Things do not seem set to change anytime soon. Vietnamese Prime Minister Nguyen Tan Dung recently failed in his bid to become general secretary of the Communist Party (the country’s supreme leader); the 12th National Congress re-elected the incumbent, Nguyen Phu Trong.
Beyond providing sufficient material gains to keep the population satisfied, capitalism strengthens a communist-ruled state’s capacity to increase internal repression and control information. One example is the notorious “Great Firewall of China,” a government operation that screens and blocks Internet content, creating a realm of politically sanitized information for citizens. China is the only major country in the world whose official internal-security budget is larger than its official national-defense budget.
In the face of China’s current economic turmoil, control of information has become more important than ever. In order to forestall potential challenges, China’s leadership has increasingly muzzled the media, limiting, in particular, reporting or commentary that could adversely affect stock prices or the currency. Xi has asked journalists to pledge “absolute loyalty” to the CCP, and closely follow its leadership in “thought, politics, and action.” A state-run newspaper, warning that “the legitimacy of the party might decline,” argued that the “nation’s media outlets are essential to political stability.”
Clearly, where communists call the shots, the development of a free market for goods and services does not necessarily lead to the emergence of a marketplace of ideas. Even Nepal, a communist-dominated country that holds elections, has been unable to translate economic liberalization into a credible democratic transition. Instead, the country’s politics remain in a state of flux, with political and constitutional crises undermining its reputation as a Shangri-La and threatening to turn it into a failed state.
Democracy and communism are, it seems, mutually exclusive, but capitalism and communism clearly are not — and that could be very dangerous.
In fact, the marriage of capitalism and communism, spearheaded by China, has spawned a new political model that represents the first direct challenge to liberal democracy since Fascism: authoritarian capitalism. With its spectacular rise to become a leading global power in little more than a single generation, China has convinced autocratic regimes everywhere that authoritarian capitalism — or, as Chinese leaders call it, “socialism with Chinese characteristics” — is the fastest and smoothest route to prosperity and stability, far superior to messy electoral politics. This might help to explain why the spread of democracy worldwide has lately stalled.

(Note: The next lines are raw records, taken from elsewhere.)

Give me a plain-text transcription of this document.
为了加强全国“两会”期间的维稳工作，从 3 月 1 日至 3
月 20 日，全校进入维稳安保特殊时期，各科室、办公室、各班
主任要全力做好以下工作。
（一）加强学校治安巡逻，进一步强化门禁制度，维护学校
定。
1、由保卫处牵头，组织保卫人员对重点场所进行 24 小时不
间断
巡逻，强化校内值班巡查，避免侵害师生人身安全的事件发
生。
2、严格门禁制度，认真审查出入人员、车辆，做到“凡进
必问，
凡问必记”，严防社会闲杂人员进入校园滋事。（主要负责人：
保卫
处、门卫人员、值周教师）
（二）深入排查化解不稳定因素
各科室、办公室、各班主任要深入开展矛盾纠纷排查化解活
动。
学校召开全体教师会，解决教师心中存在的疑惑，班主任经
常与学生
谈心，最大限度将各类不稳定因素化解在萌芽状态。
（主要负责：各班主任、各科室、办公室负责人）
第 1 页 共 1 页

Obama’s impending Cuba visit should be welcomed as a sign of the end of the US’ inapt policy of isolation — a development that could open the way to lifting the 55-year-old trade embargo against the country, but it would be a serious mistake to assume that Cuba’s economic opening, advanced by the Obama-initiated rapprochement, would necessarily usher in a new political era in Cuba.
Brahma Chellaney is professor of strategic studies at the New Delhi-based Center for Policy Research and fellow at the Robert Bosch Academy in Berlin.